Target Canada to Close its Doors

After just two years, Target Canada has announced it is closing its doors. The retailer is retreating from its Northern overexposure as quickly as it expanded, closing all 133 locations and leaving 17,600 unemployed workers in its wake.

Despite high hopes for the indirect wholly-owned subsidiary, Target Canada Co., Target has decided to shutter the struggling enterprise and turn 100% of its attention to its U.S. operations. Target's decision to cease its Canadian arm was based solely on performance. The fact that the retailer is willing to cut bait on their significant investment in their only international market speaks volumes to CEO Brian Cornell's commitment to driving profitability.

“When I joined Target, I promised our team and shareholders that I would take a hard look at our business and operations in an effort to improve our performance and transform our company," Cornell said. "After a thorough review of our Canadian performance and careful consideration of the implications of all options, we were unable to find a realistic scenario that would get Target Canada to profitability until at least 2021. Personally, this was a very difficult decision, but it was the right decision for our company."
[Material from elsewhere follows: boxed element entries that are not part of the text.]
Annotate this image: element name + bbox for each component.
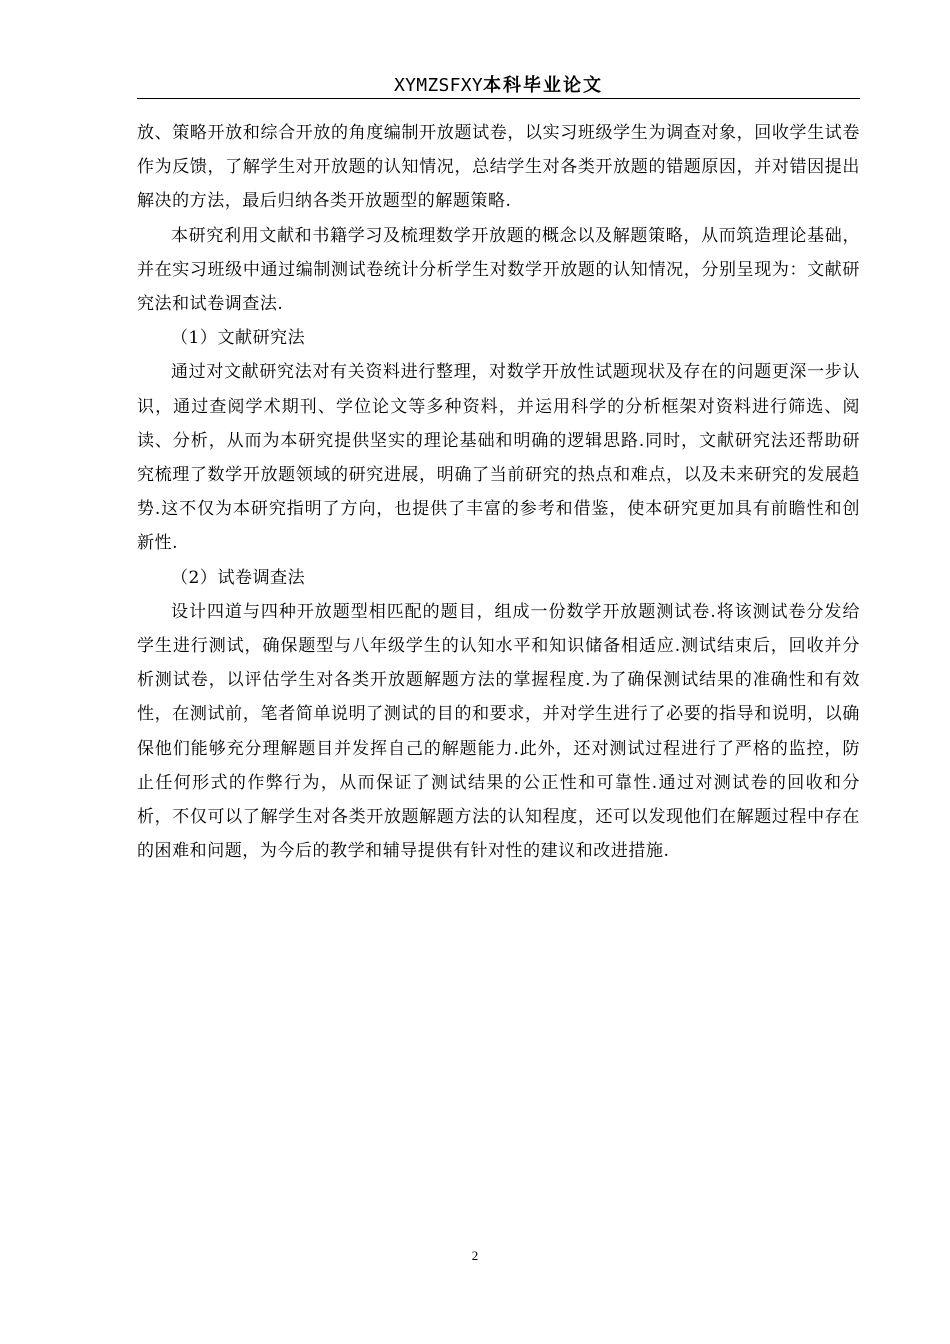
page-header [137, 72, 860, 99]
paragraph-test-survey-method: 设计四道与四种开放题型相匹配的题目，组成一份数学开放题测试卷.将该测试卷分发给学生进行测试，确保题型与八年级学生的认知水平和知识储备相适应.测试结束后，回收并分析测试卷，以评估学生对各类开放题解题方法的掌握程度.为了确保测试结果的准确性和有效性，在测试前，笔者简单说明了测试的目的和要求，并对学生进行了必要的指导和说明，以确保他们能够充分理解题目并发挥自己的解题能力.此外，还对测试过程进行了严格的监控，防止任何形式的作弊行为，从而保证了测试结果的公正性和可靠性.通过对测试卷的回收和分析，不仅可以了解学生对各类开放题解题方法的认知程度，还可以发现他们在解题过程中存在的困难和问题，为今后的教学和辅导提供有针对性的建议和改进措施. [137, 601, 860, 862]
paragraph-literature-method: 通过对文献研究法对有关资料进行整理，对数学开放性试题现状及存在的问题更深一步认识，通过查阅学术期刊、学位论文等多种资料，并运用科学的分析框架对资料进行筛选、阅读、分析，从而为本研究提供坚实的理论基础和明确的逻辑思路.同时，文献研究法还帮助研究梳理了数学开放题领域的研究进展，明确了当前研究的热点和难点，以及未来研究的发展趋势.这不仅为本研究指明了方向，也提供了丰富的参考和借鉴，使本研究更加具有前瞻性和创新性. [137, 362, 860, 554]
header-school-code: XYMZSFXY [393, 75, 484, 96]
main-body [137, 116, 860, 868]
page-number: 2 [471, 1248, 479, 1263]
paragraph-research-basis: 本研究利用文献和书籍学习及梳理数学开放题的概念以及解题策略，从而筑造理论基础，并在实习班级中通过编制测试卷统计分析学生对数学开放题的认知情况，分别呈现为：文献研究法和试卷调查法. [137, 225, 860, 315]
section-heading-test-survey-method: （2）试卷调查法 [171, 567, 306, 588]
section-heading-literature-method: （1）文献研究法 [171, 328, 306, 349]
paragraph-continuation: 放、策略开放和综合开放的角度编制开放题试卷，以实习班级学生为调查对象，回收学生试卷作为反馈，了解学生对开放题的认知情况，总结学生对各类开放题的错题原因，并对错因提出解决的方法，最后归纳各类开放题型的解题策略. [137, 123, 860, 212]
header-thesis-label: 本科毕业论文 [483, 75, 604, 96]
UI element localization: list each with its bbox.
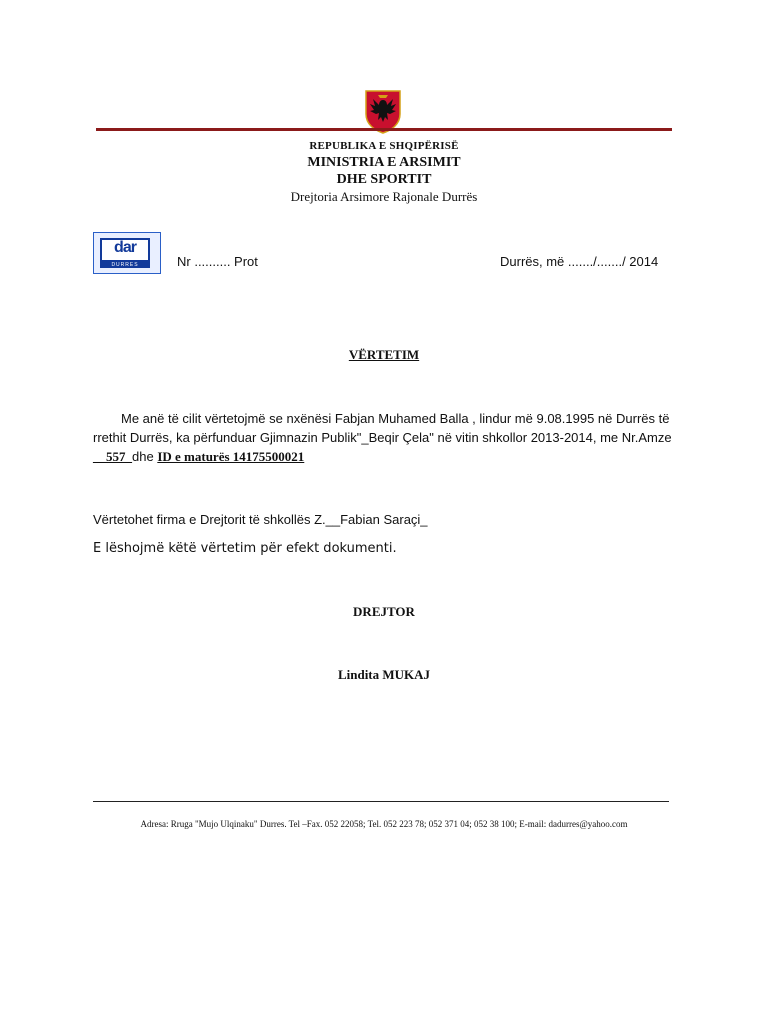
matura-id: ID e maturës 14175500021 — [157, 449, 305, 464]
signature-verification-line: Vërtetohet firma e Drejtorit të shkollës Z.__Fabian Saraçi_ — [93, 512, 428, 527]
footer-rule — [93, 801, 669, 802]
director-title: DREJTOR — [353, 604, 415, 619]
protocol-number: Nr .......... Prot — [177, 254, 258, 269]
document-date: Durrës, më ......./......./ 2014 — [500, 254, 659, 269]
paragraph-text-1: Me anë të cilit vërtetojmë se nxënësi Fabjan Muhamed Balla , lindur më 9.08.1995 në Durrës të rrethit Durrës, ka përfunduar Gjimnazin Publik"_Beqir Çela" në vitin shkollor 2013-2014, me Nr.Amze — [93, 411, 672, 445]
sport-heading: DHE SPORTIT — [336, 172, 432, 187]
issue-statement: E lëshojmë këtë vërtetim për efekt dokumenti. — [93, 541, 397, 556]
dar-logo-icon — [93, 232, 161, 274]
directorate-name: Drejtoria Arsimore Rajonale Durrës — [290, 189, 478, 204]
amze-number: __557_ — [93, 449, 132, 464]
logo-subtext: DURRES — [100, 262, 150, 268]
certificate-paragraph — [93, 409, 683, 466]
paragraph-text-2: dhe — [132, 449, 158, 464]
document-title: VËRTETIM — [348, 347, 420, 362]
ministry-heading: MINISTRIA E ARSIMIT — [307, 155, 461, 170]
republic-heading: REPUBLIKA E SHQIPËRISË — [309, 140, 459, 152]
footer-address: Adresa: Rruga "Mujo Ulqinaku" Durres. Tel –Fax. 052 22058; Tel. 052 223 78; 052 371 04; 052 38 100; E-mail: dadurres@yahoo.com — [140, 819, 628, 829]
logo-text: dar — [100, 238, 150, 262]
header-rule — [96, 128, 672, 131]
director-name: Lindita MUKAJ — [337, 667, 431, 682]
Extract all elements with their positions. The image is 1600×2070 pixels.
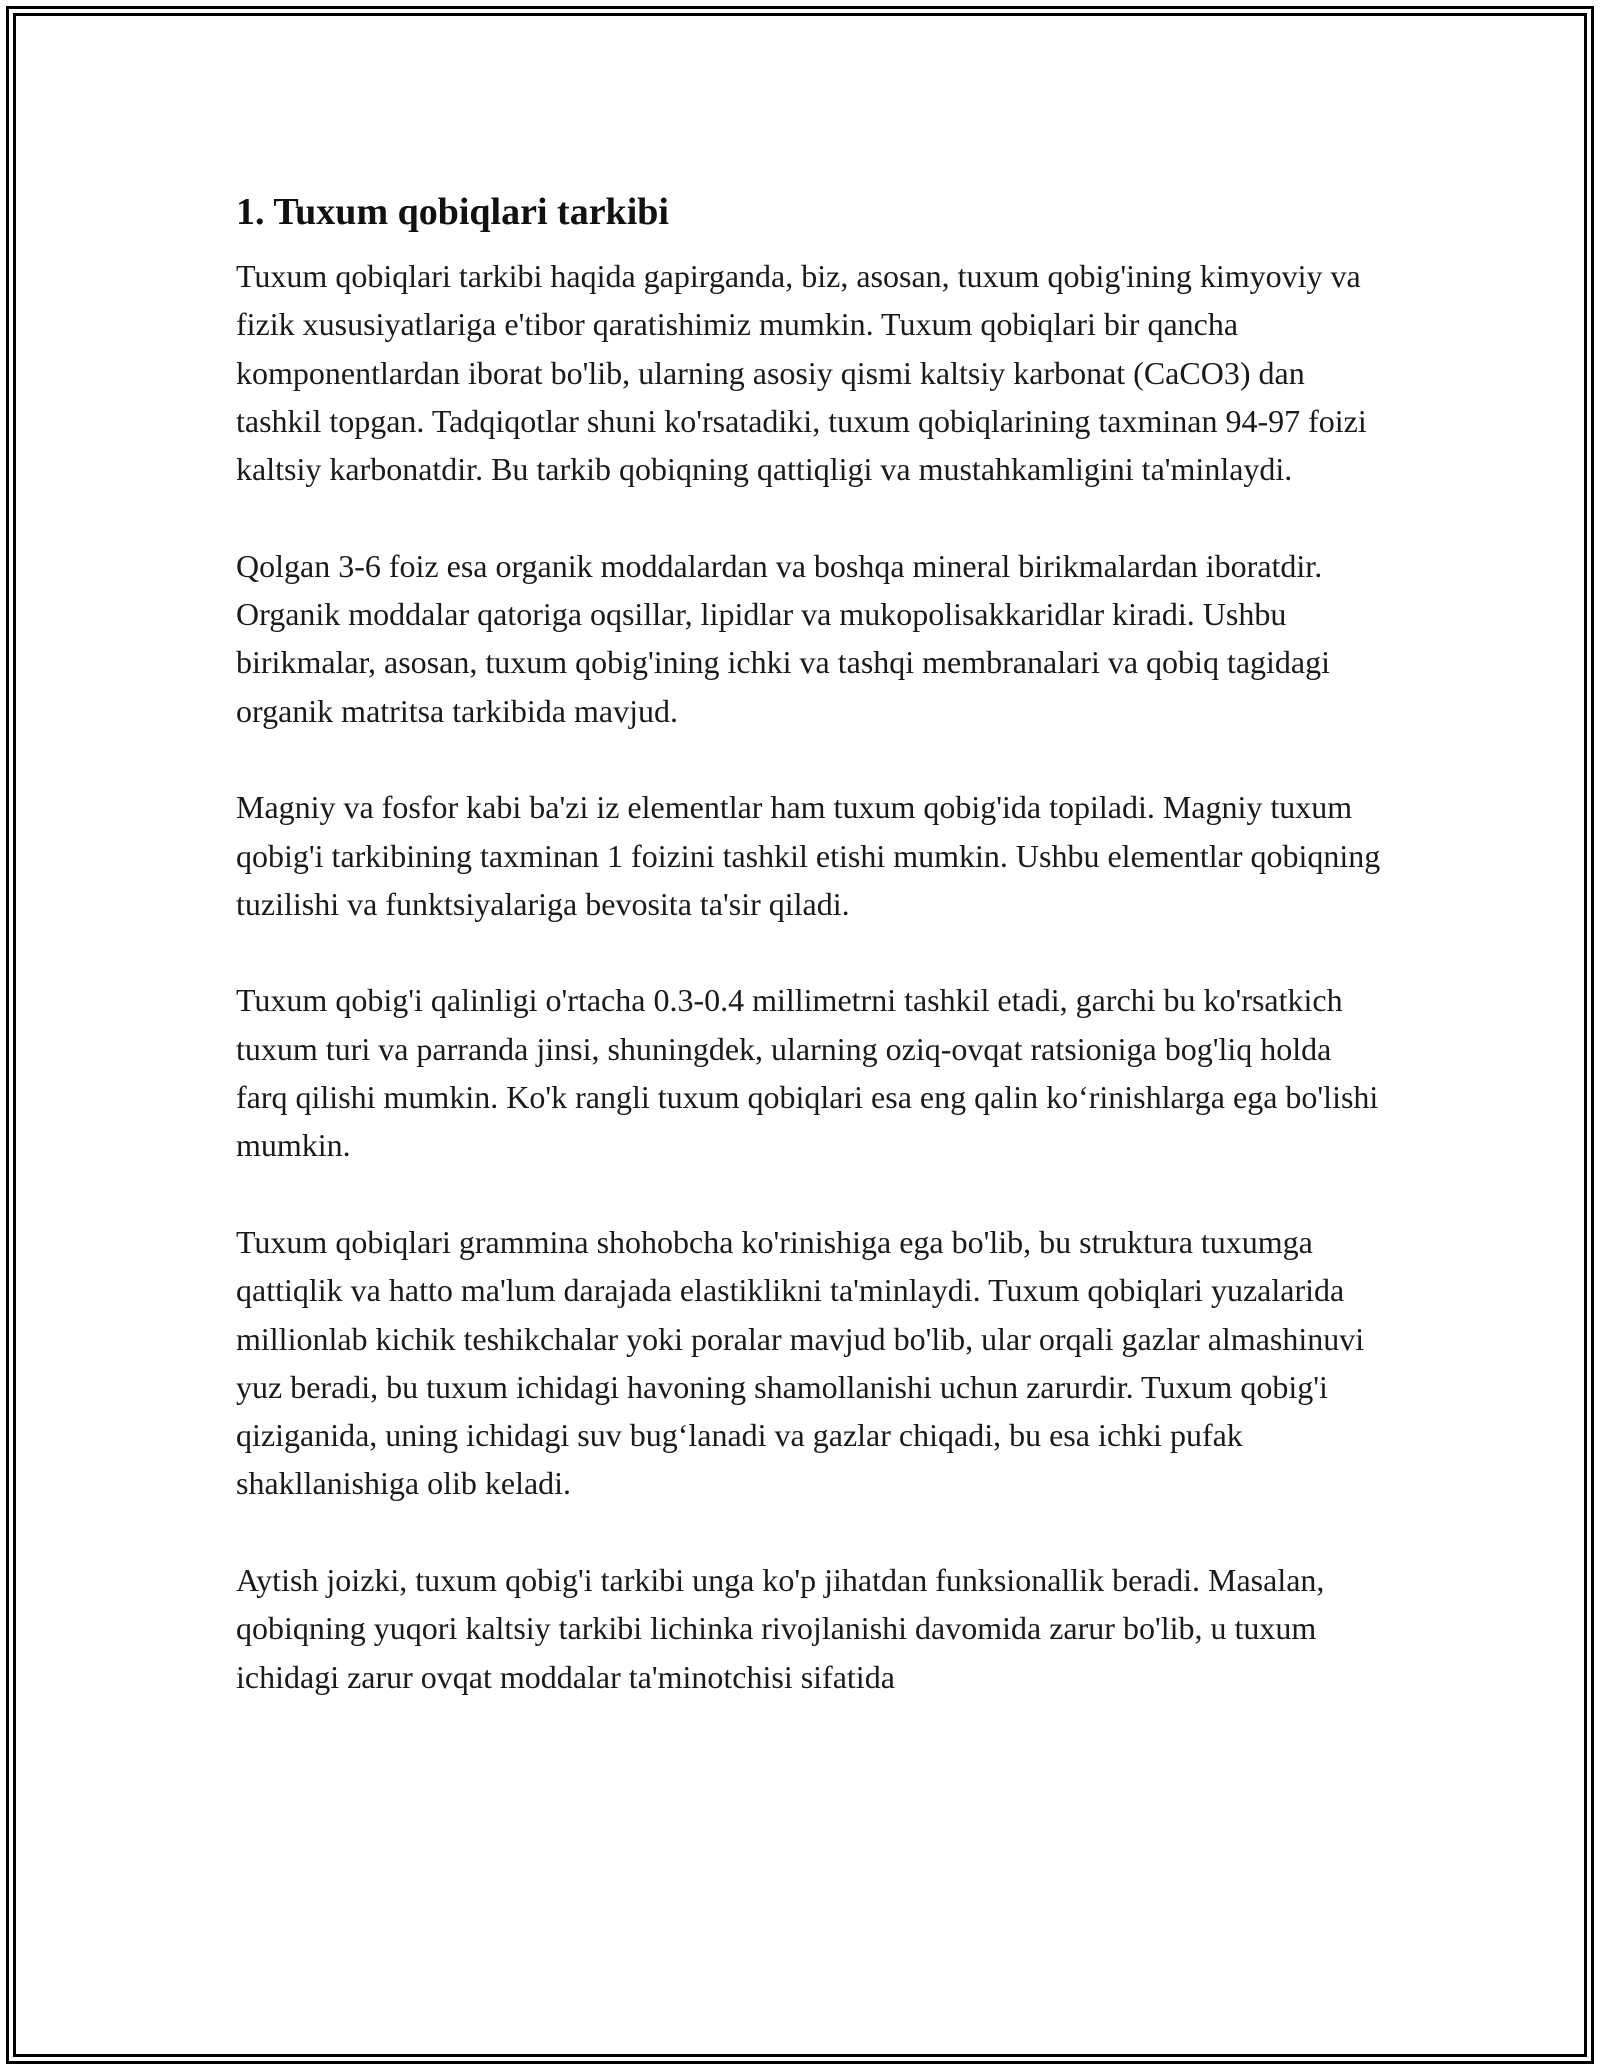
paragraph-1: Tuxum qobiqlari tarkibi haqida gapirganda, biz, asosan, tuxum qobig'ining kimyoviy va fizik xususiyatlariga e'tibor qaratishimiz mumkin. Tuxum qobiqlari bir qancha komponentlardan iborat bo'lib, ularning asosiy qismi kaltsiy karbonat (CaCO3) dan tashkil topgan. Tadqiqotlar shuni ko'rsatadiki, tuxum qobiqlarining taxminan 94-97 foizi kaltsiy karbonatdir. Bu tarkib qobiqning qattiqligi va mustahkamligini ta'minlaydi. [236, 258, 1367, 488]
paragraph-4: Tuxum qobig'i qalinligi o'rtacha 0.3-0.4 millimetrni tashkil etadi, garchi bu ko'rsatkich tuxum turi va parranda jinsi, shuningdek, ularning oziq-ovqat ratsioniga bog'liq holda farq qilishi mumkin. Ko'k rangli tuxum qobiqlari esa eng qalin ko‘rinishlarga ega bo'lishi mumkin. [236, 982, 1379, 1164]
paragraph-2: Qolgan 3-6 foiz esa organik moddalardan va boshqa mineral birikmalardan iboratdir. Organik moddalar qatoriga oqsillar, lipidlar va mukopolisakkaridlar kiradi. Ushbu birikmalar, asosan, tuxum qobig'ining ichki va tashqi membranalari va qobiq tagidagi organik matritsa tarkibida mavjud. [236, 547, 1331, 729]
document-page [236, 186, 1386, 1749]
paragraph-6: Aytish joizki, tuxum qobig'i tarkibi unga ko'p jihatdan funksionallik beradi. Masalan, qobiqning yuqori kaltsiy tarkibi lichinka rivojlanishi davomida zarur bo'lib, u tuxum ichidagi zarur ovqat moddalar ta'minotchisi sifatida [236, 1562, 1325, 1695]
section-title: 1. Tuxum qobiqlari tarkibi [236, 191, 669, 233]
paragraph-3: Magniy va fosfor kabi ba'zi iz elementlar ham tuxum qobig'ida topiladi. Magniy tuxum qobig'i tarkibining taxminan 1 foizini tashkil etishi mumkin. Ushbu elementlar qobiqning tuzilishi va funktsiyalariga bevosita ta'sir qiladi. [236, 789, 1381, 922]
paragraph-5: Tuxum qobiqlari grammina shohobcha ko'rinishiga ega bo'lib, bu struktura tuxumga qattiqlik va hatto ma'lum darajada elastiklikni ta'minlaydi. Tuxum qobiqlari yuzalarida millionlab kichik teshikchalar yoki poralar mavjud bo'lib, ular orqali gazlar almashinuvi yuz beradi, bu tuxum ichidagi havoning shamollanishi uchun zarurdir. Tuxum qobig'i qiziganida, uning ichidagi suv bug‘lanadi va gazlar chiqadi, bu esa ichki pufak shakllanishiga olib keladi. [236, 1223, 1365, 1502]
The decision to close Target Canada will increase earnings in 2015 and beyond, and increase available cash flow starting in 2016. The reason for the failure of the Canadian experiment are numerous, some of the most visible missteps include:
  • Expansion costs. The retailer acquired Zellers locations for its Canadian expansion, and invested nearly $3 billion in lease agreements, renovations and fixture upgrades. The huge upfront cost put the retailer behind from the start.
  • Merchandising miscues. Target Canada failed to connect with the market. The big red machine simply brought its American operations north and didn’t design Canadian-focused assortments, alienating its potential customer base and further solidifying the bond they had with the Canadian-based competition (Canadian Tire, Loblaw, Sobey's, etc.).
  • Inconsistent pricing. Although Target Canada relied heavily on its U.S. assortments to fill stores, the price tags were not consistent. Pricing was not on par with U.S. operations — Canadian merchandise was 20% higher on average — alienating shoppers who were expecting prices to be equal to the price structure in Target's U.S. stores.
  • Erratic supply chain. While U.S.-based Target shoppers can enter their neighborhood store and expect to find all of their desired purchases in stock, Canadian customers never enjoyed that level of inventory. Target Canada failed to appropriately gauge customer demand and shoppers often faced empty shelves and left with empty shopping carts.
  • No e-commerce presence. With no e-commerce shopping option, Target Canada felt a little dated despite being in the market less than two years. Had the digital shopping channel been available the retailer could have alleviated some of the disappointment brick-and-mortar shoppers felt when items were out of stock.
  • Rapid expansion. Despite a lack of deep understanding of the Canadian consumer, Target rolled out its stores at a breakneck pace averaging 12 openings per month. The hurried roll out didn't allow the retailer time to fully solidify itself market by market.  
In response to the announcement that Target will be closing its Canadian operations, rival Sears Canada announced that it will be offering discounts to all former Target Canada employees and invited all 17,600 workers to apply for jobs at Sears.